I walked the dog this morning, something that I get to do every once in a while. He normally walks with his Mom but today he got me as the “you’re not HER but you’ll do all right” substitute. Yes, he’s a DOG but he can make it rain guilt and shame with a look. The dog is over 108 years old in human years, can barely put any weight on his front legs, his back legs sway like a drunk wandering down Main Street, and his breathing is so labored from the exhausting task of waking up that you’d think he’d snuck out, run five miles, and returned home just before your alarm clock went off. Yet, none of this keeps him from his duty of following you around in the morning until you relent and break out the leash. Just the sight of it sends him into a child-like frenzy of skipping and hopping on 108-year-old legs that don’t understand why the brain is acting like a seven-year-old.

So, off we went in the 5am breaking dawn, hobbling down the street, stopping to smell every tree, shrub, and weed. As I stood watching him investigate every fence post, light pole, street sign pole, and every rockpile over the course of less than 1/4 mile, I realized that these were all “stops” on the Urine Marking Highway that he would have blown past when he was more able-bodied. Now, after years of racing to get to the Holy Grail of Leg Hiking, across a four-lane road that he’s not fast enough to clear before the crosswalk signal expires, he’s discovered an entire frontier of new sights and smells.
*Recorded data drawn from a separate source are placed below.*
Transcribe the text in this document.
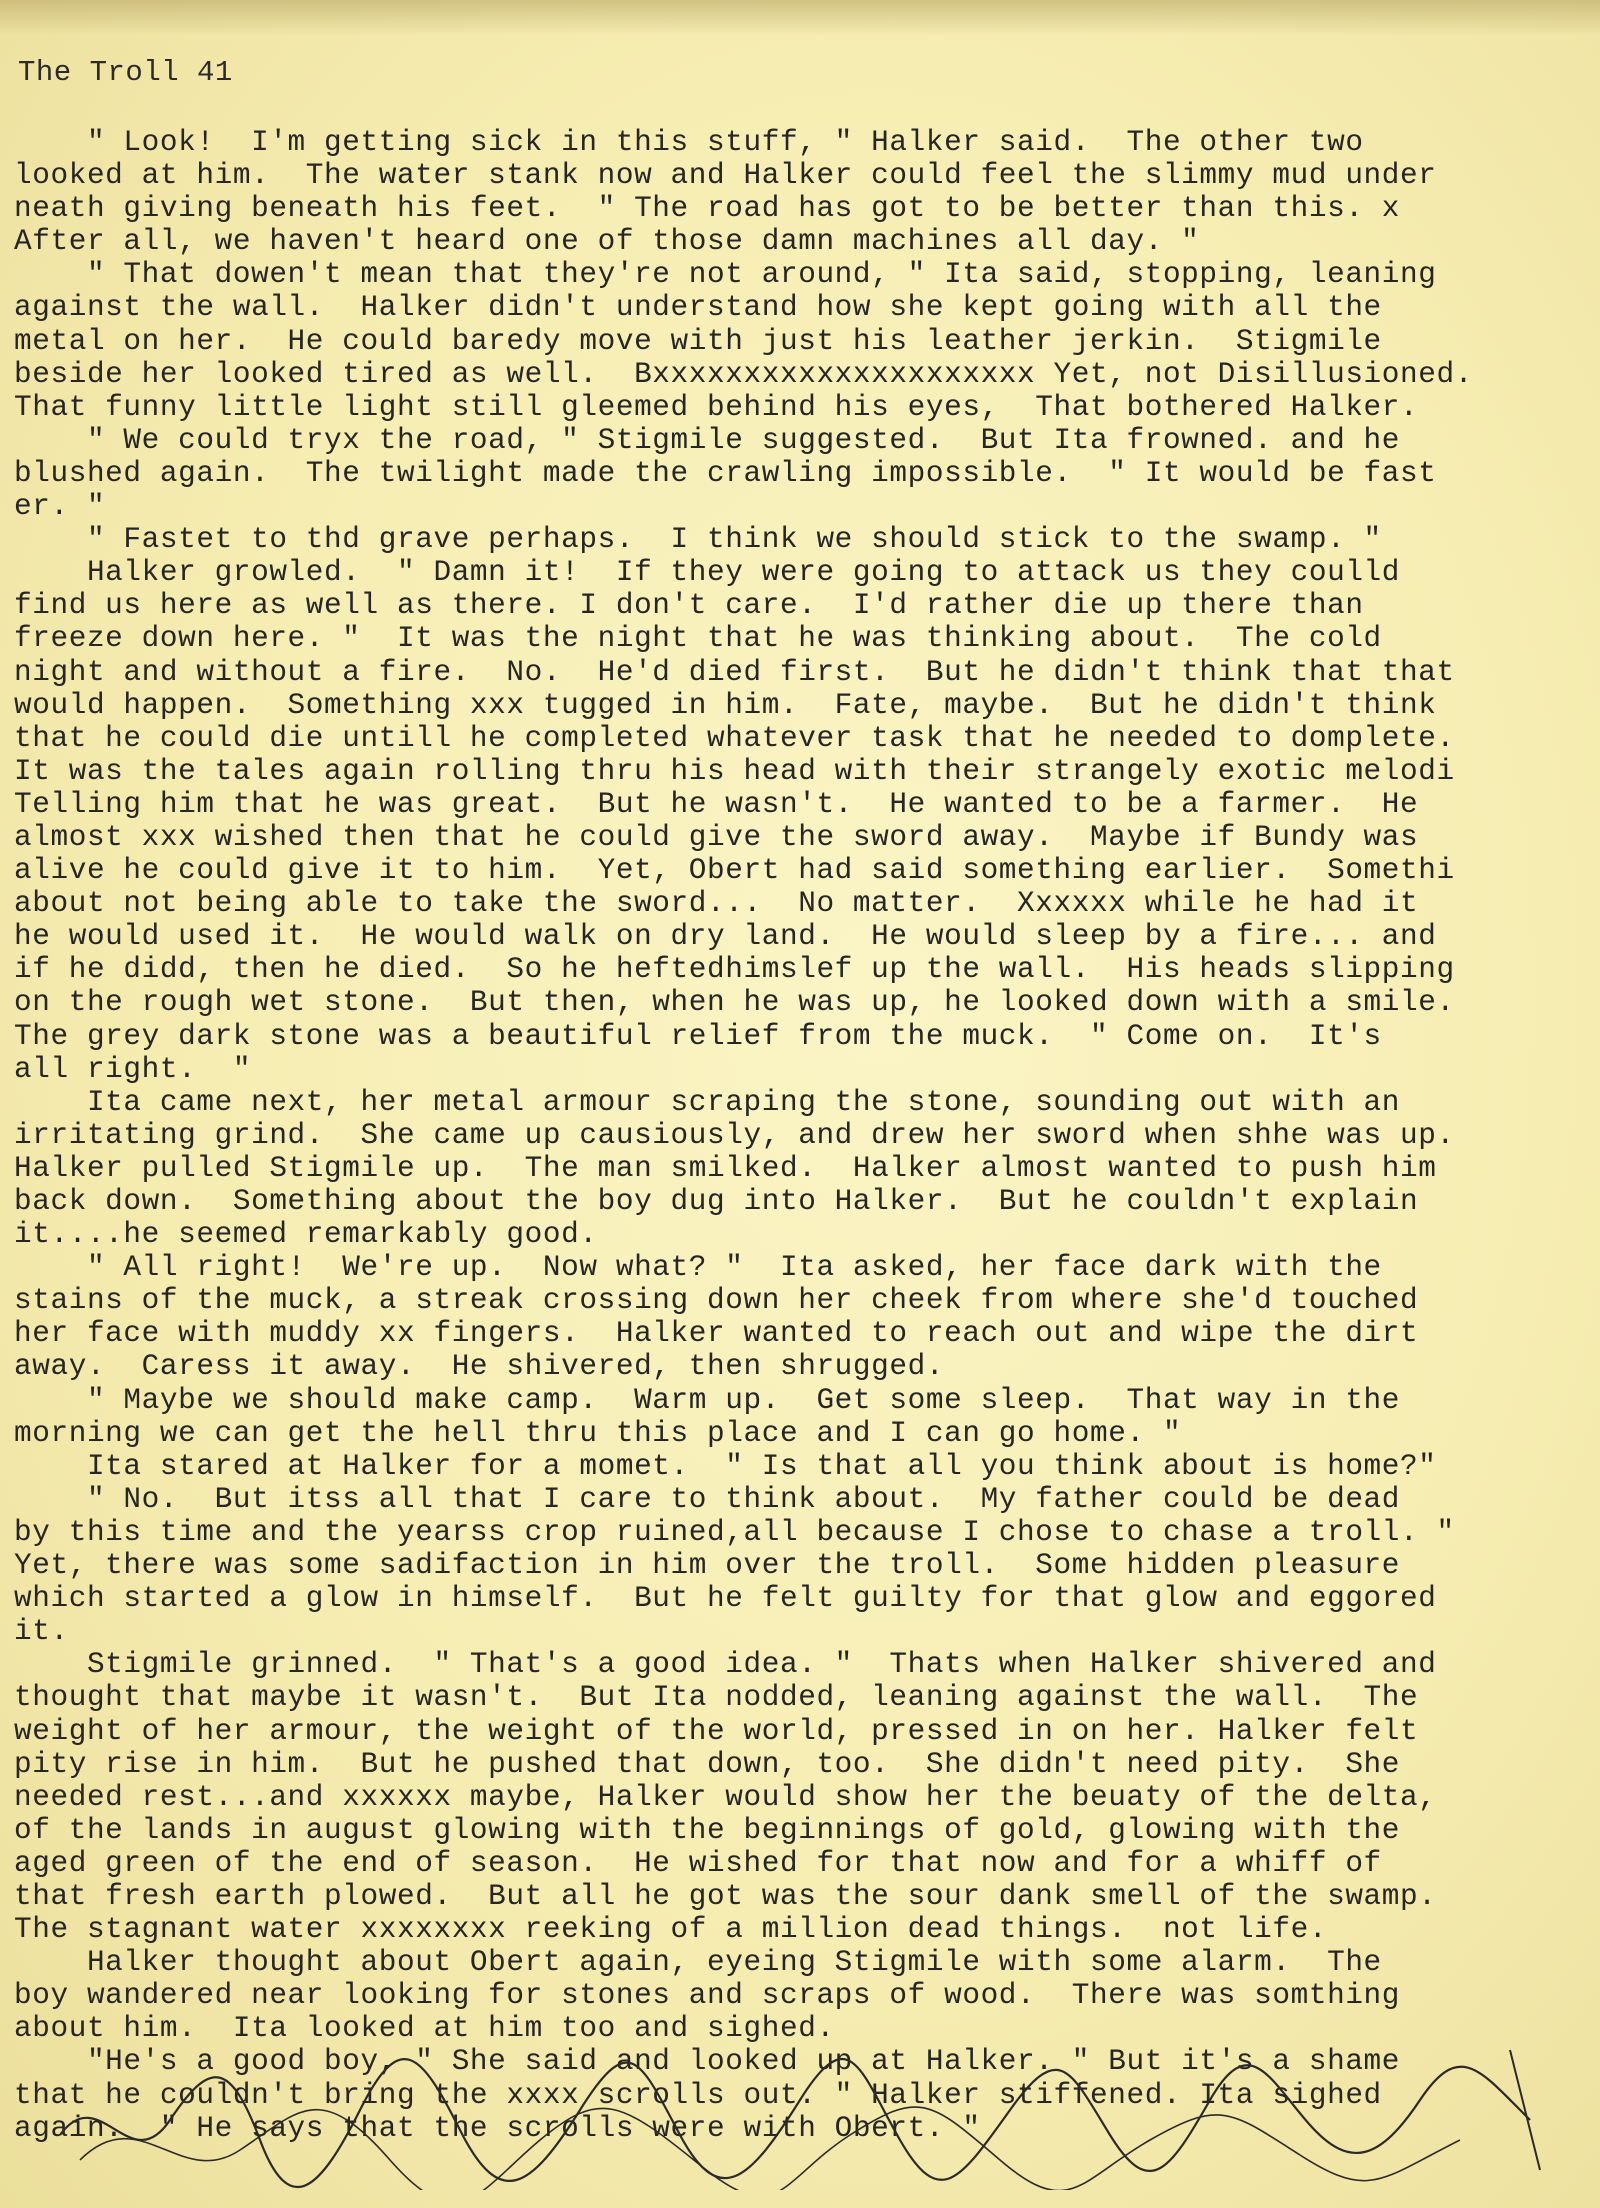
The Troll 41
" Look!  I'm getting sick in this stuff, " Halker said.  The other two
looked at him.  The water stank now and Halker could feel the slimmy mud under
neath giving beneath his feet.  " The road has got to be better than this. x
After all, we haven't heard one of those damn machines all day. "
" That dowen't mean that they're not around, " Ita said, stopping, leaning
against the wall.  Halker didn't understand how she kept going with all the
metal on her.  He could baredy move with just his leather jerkin.  Stigmile
beside her looked tired as well.  Bxxxxxxxxxxxxxxxxxxxxx Yet, not Disillusioned.
That funny little light still gleemed behind his eyes,  That bothered Halker.
" We could tryx the road, " Stigmile suggested.  But Ita frowned. and he
blushed again.  The twilight made the crawling impossible.  " It would be fast
er. "
" Fastet to thd grave perhaps.  I think we should stick to the swamp. "
Halker growled.  " Damn it!  If they were going to attack us they coulld
find us here as well as there. I don't care.  I'd rather die up there than
freeze down here. "  It was the night that he was thinking about.  The cold
night and without a fire.  No.  He'd died first.  But he didn't think that that
would happen.  Something xxx tugged in him.  Fate, maybe.  But he didn't think
that he could die untill he completed whatever task that he needed to domplete.
It was the tales again rolling thru his head with their strangely exotic melodi
Telling him that he was great.  But he wasn't.  He wanted to be a farmer.  He
almost xxx wished then that he could give the sword away.  Maybe if Bundy was
alive he could give it to him.  Yet, Obert had said something earlier.  Somethi
about not being able to take the sword...  No matter.  Xxxxxx while he had it
he would used it.  He would walk on dry land.  He would sleep by a fire... and
if he didd, then he died.  So he heftedhimslef up the wall.  His heads slipping
on the rough wet stone.  But then, when he was up, he looked down with a smile.
The grey dark stone was a beautiful relief from the muck.  " Come on.  It's
all right.  "
Ita came next, her metal armour scraping the stone, sounding out with an
irritating grind.  She came up causiously, and drew her sword when shhe was up.
Halker pulled Stigmile up.  The man smilked.  Halker almost wanted to push him
back down.  Something about the boy dug into Halker.  But he couldn't explain
it....he seemed remarkably good.
" All right!  We're up.  Now what? "  Ita asked, her face dark with the
stains of the muck, a streak crossing down her cheek from where she'd touched
her face with muddy xx fingers.  Halker wanted to reach out and wipe the dirt
away.  Caress it away.  He shivered, then shrugged.
" Maybe we should make camp.  Warm up.  Get some sleep.  That way in the
morning we can get the hell thru this place and I can go home. "
Ita stared at Halker for a momet.  " Is that all you think about is home?"
" No.  But itss all that I care to think about.  My father could be dead
by this time and the yearss crop ruined,all because I chose to chase a troll. "
Yet, there was some sadifaction in him over the troll.  Some hidden pleasure
which started a glow in himself.  But he felt guilty for that glow and eggored
it.
Stigmile grinned.  " That's a good idea. "  Thats when Halker shivered and
thought that maybe it wasn't.  But Ita nodded, leaning against the wall.  The
weight of her armour, the weight of the world, pressed in on her. Halker felt
pity rise in him.  But he pushed that down, too.  She didn't need pity.  She
needed rest...and xxxxxx maybe, Halker would show her the beuaty of the delta,
of the lands in august glowing with the beginnings of gold, glowing with the
aged green of the end of season.  He wished for that now and for a whiff of
that fresh earth plowed.  But all he got was the sour dank smell of the swamp.
The stagnant water xxxxxxxx reeking of a million dead things.  not life.
Halker thought about Obert again, eyeing Stigmile with some alarm.  The
boy wandered near looking for stones and scraps of wood.  There was somthing
about him.  Ita looked at him too and sighed.
"He's a good boy, " She said and looked up at Halker. " But it's a shame
that he couldn't bring the xxxx scrolls out. " Halker stiffened. Ita sighed
again.  " He says that the scrolls were with Obert. "
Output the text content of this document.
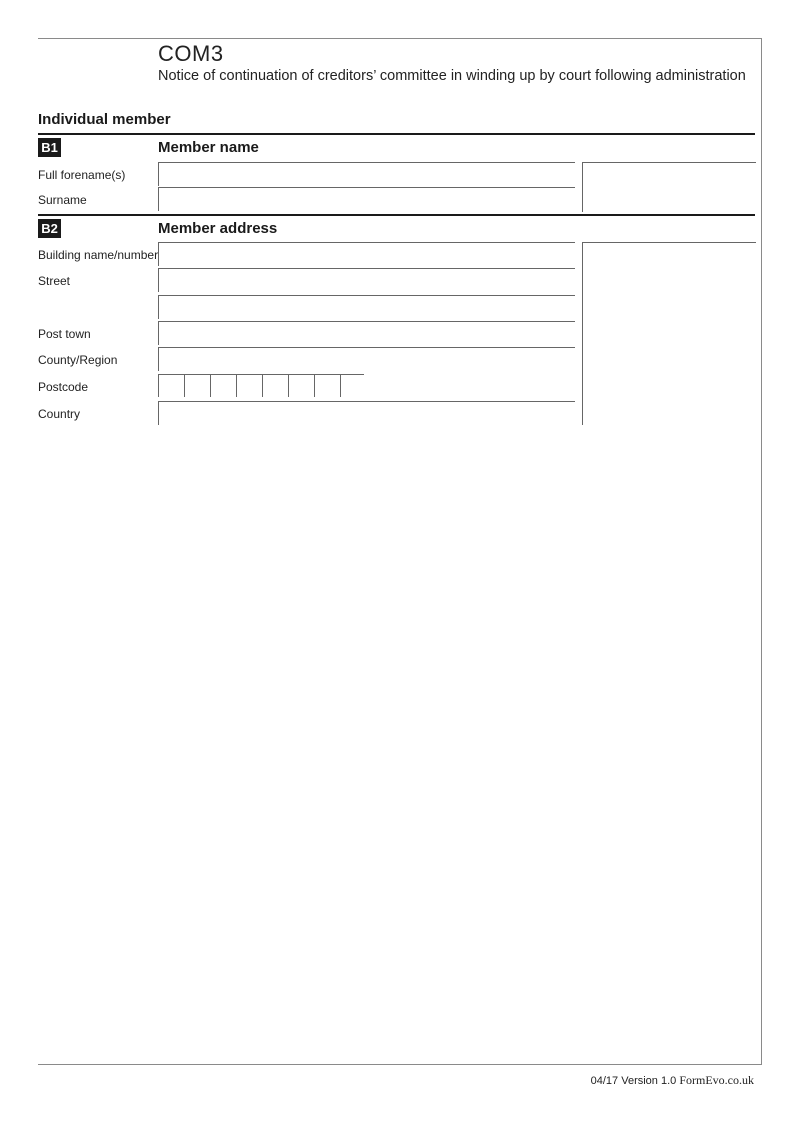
COM3
Notice of continuation of creditors’ committee in winding up by court following administration
Individual member
B1	Member name
Full forename(s)
Surname
B2	Member address
Building name/number
Street
Post town
County/Region
Postcode
Country
04/17 Version 1.0 FormEvo.co.uk
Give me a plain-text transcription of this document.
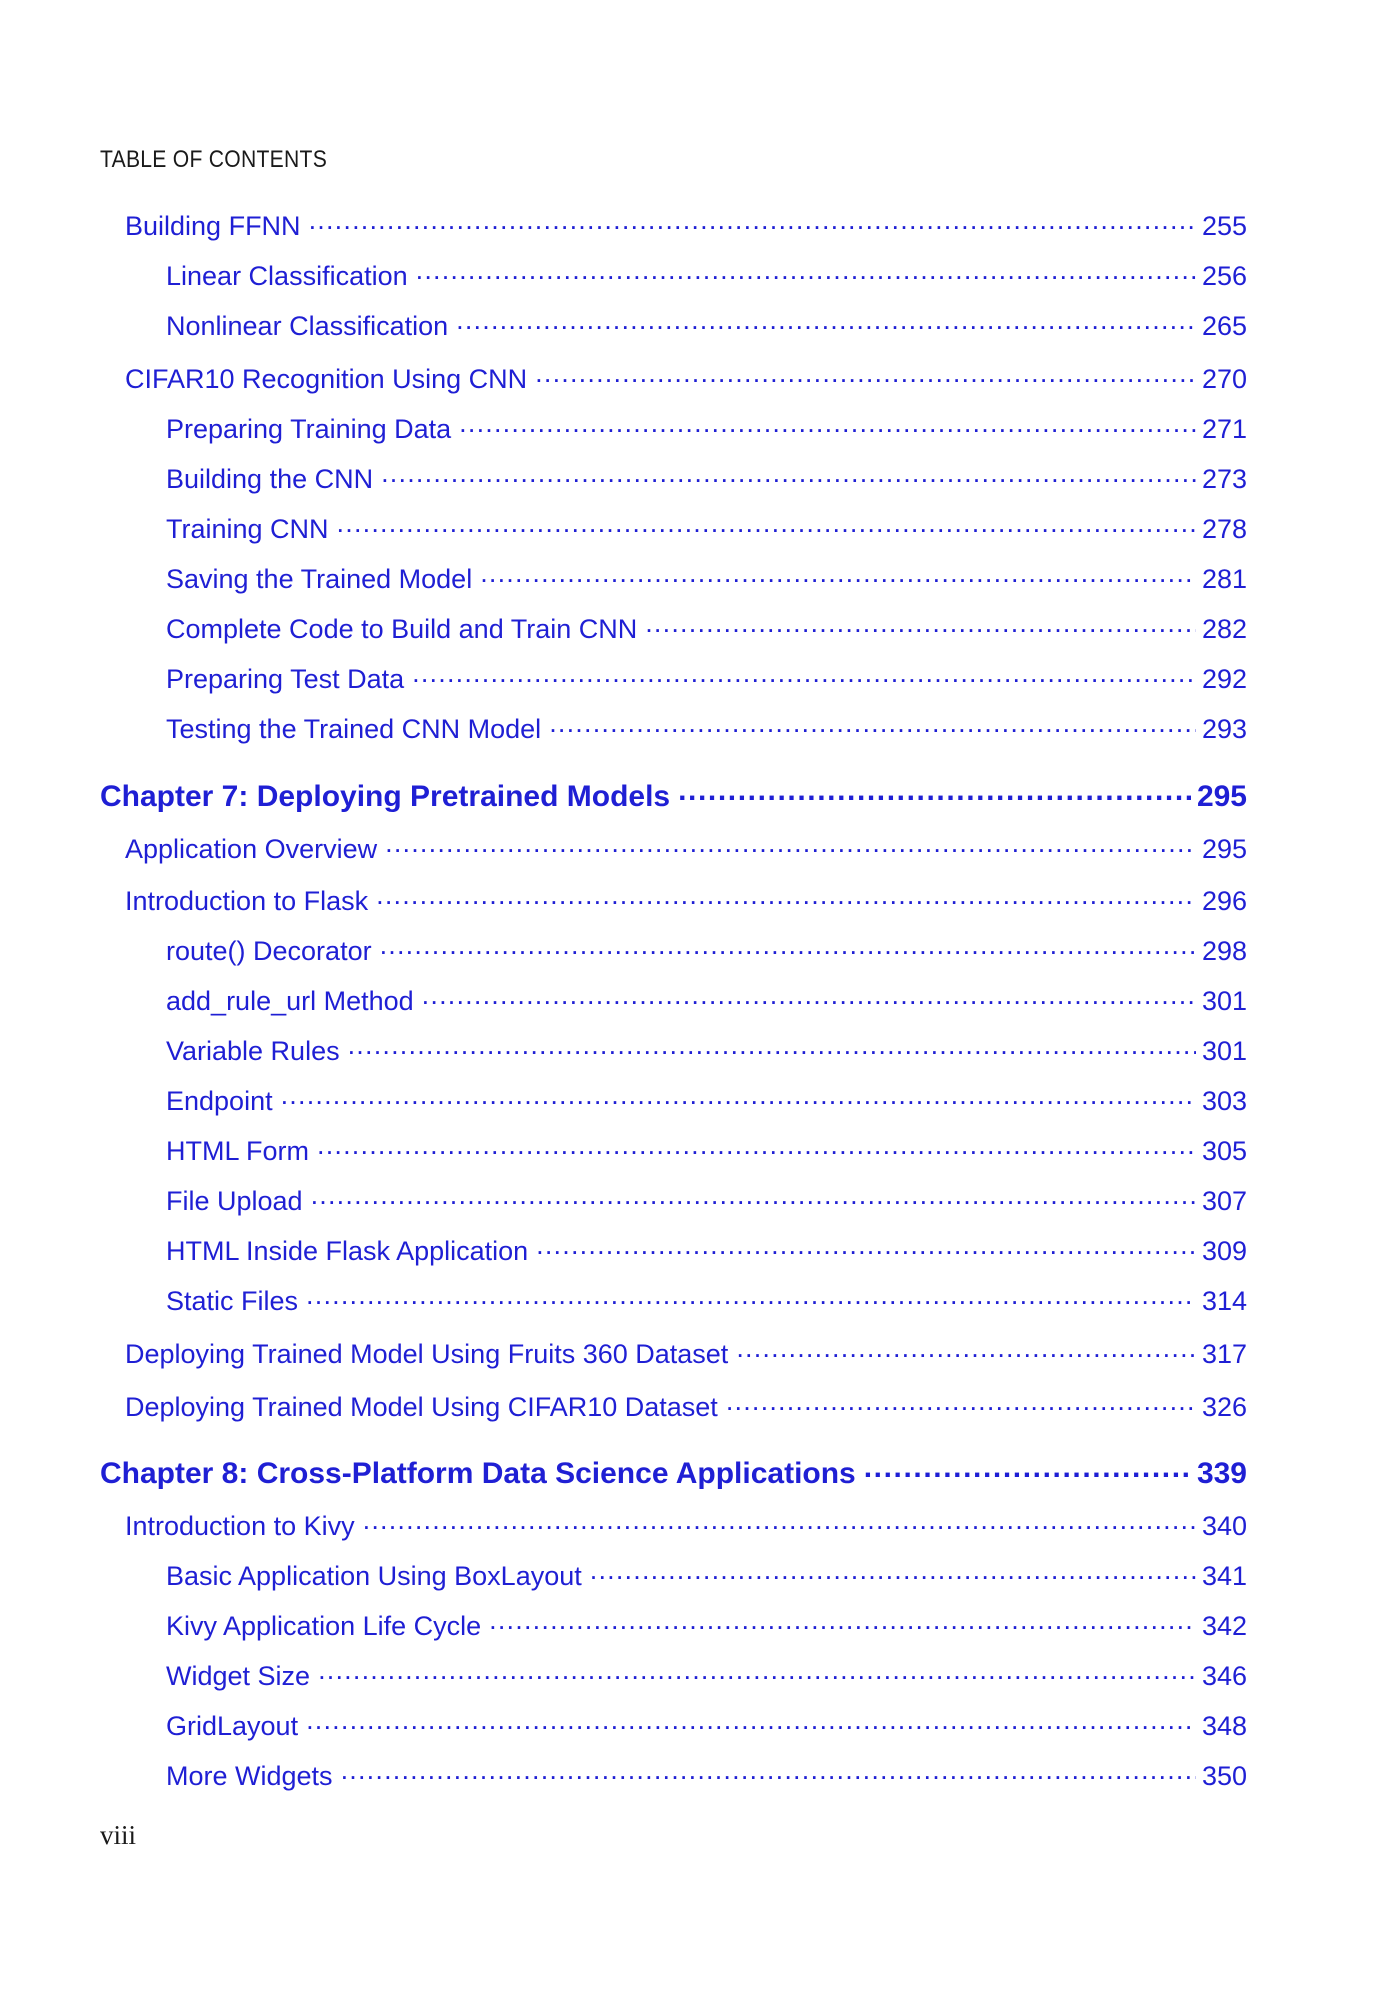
TABLE OF CONTENTS
Building FFNN .....	255
Linear Classification .....	256
Nonlinear Classification .....	265
CIFAR10 Recognition Using CNN .....	270
Preparing Training Data .....	271
Building the CNN .....	273
Training CNN .....	278
Saving the Trained Model .....	281
Complete Code to Build and Train CNN .....	282
Preparing Test Data .....	292
Testing the Trained CNN Model .....	293
Chapter 7: Deploying Pretrained Models .....	295
Application Overview .....	295
Introduction to Flask .....	296
route() Decorator .....	298
add_rule_url Method .....	301
Variable Rules .....	301
Endpoint .....	303
HTML Form .....	305
File Upload .....	307
HTML Inside Flask Application .....	309
Static Files .....	314
Deploying Trained Model Using Fruits 360 Dataset .....	317
Deploying Trained Model Using CIFAR10 Dataset .....	326
Chapter 8: Cross-Platform Data Science Applications .....	339
Introduction to Kivy .....	340
Basic Application Using BoxLayout .....	341
Kivy Application Life Cycle .....	342
Widget Size .....	346
GridLayout .....	348
More Widgets .....	350
viii
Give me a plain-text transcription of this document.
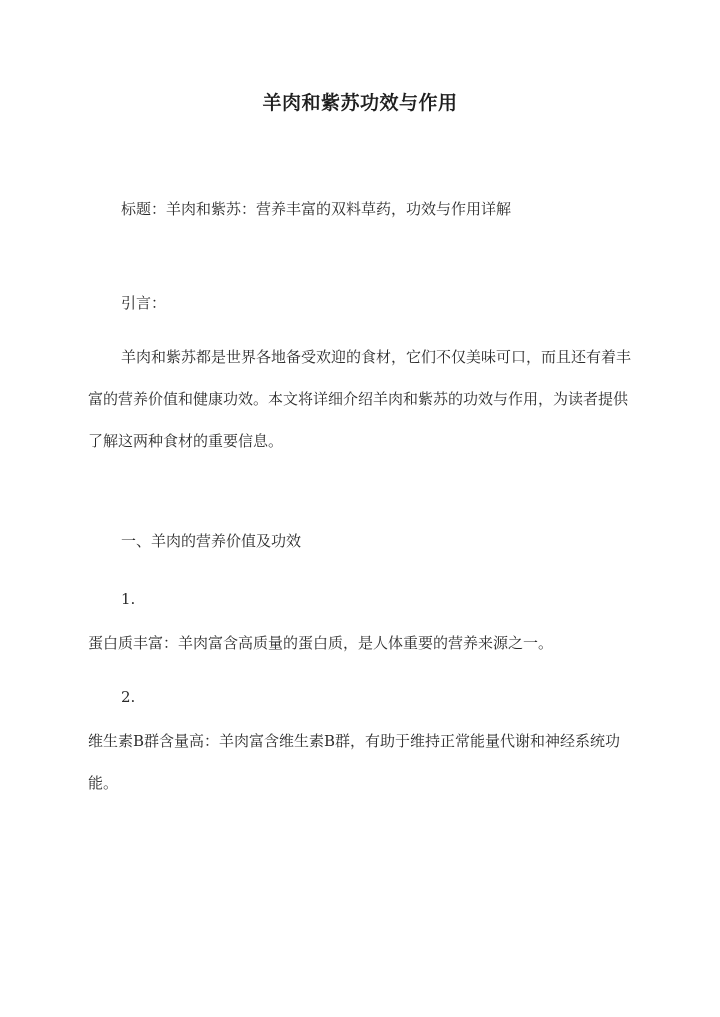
羊肉和紫苏功效与作用
标题：羊肉和紫苏：营养丰富的双料草药，功效与作用详解
引言：
羊肉和紫苏都是世界各地备受欢迎的食材，它们不仅美味可口，而且还有着丰富的营养价值和健康功效。本文将详细介绍羊肉和紫苏的功效与作用，为读者提供了解这两种食材的重要信息。
一、羊肉的营养价值及功效
1.
蛋白质丰富：羊肉富含高质量的蛋白质，是人体重要的营养来源之一。
2.
维生素B群含量高：羊肉富含维生素B群，有助于维持正常能量代谢和神经系统功能。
There was a lesson learned in this. First, old dogs can teach people new tricks. And when we’re 108 and can’t cross the street anymore, there will still be new sights and smells to discover. How cool is that?

The Great Escape

Brother-in-law Bob came to town for a day of hiking, eating pizza, and drinking beer. We took him out to Lake Chabot, where we hiked six or so miles. After stopping in one of the campgrounds to eat some Togos sandwiches, we did a little bit of butt model auditioning.

This was a twist on THE PLAHHHHHHHHN. Stretching the glutes and hamstrings and sending a message. This ass is NOT going to get kicked on Mt. Whitney.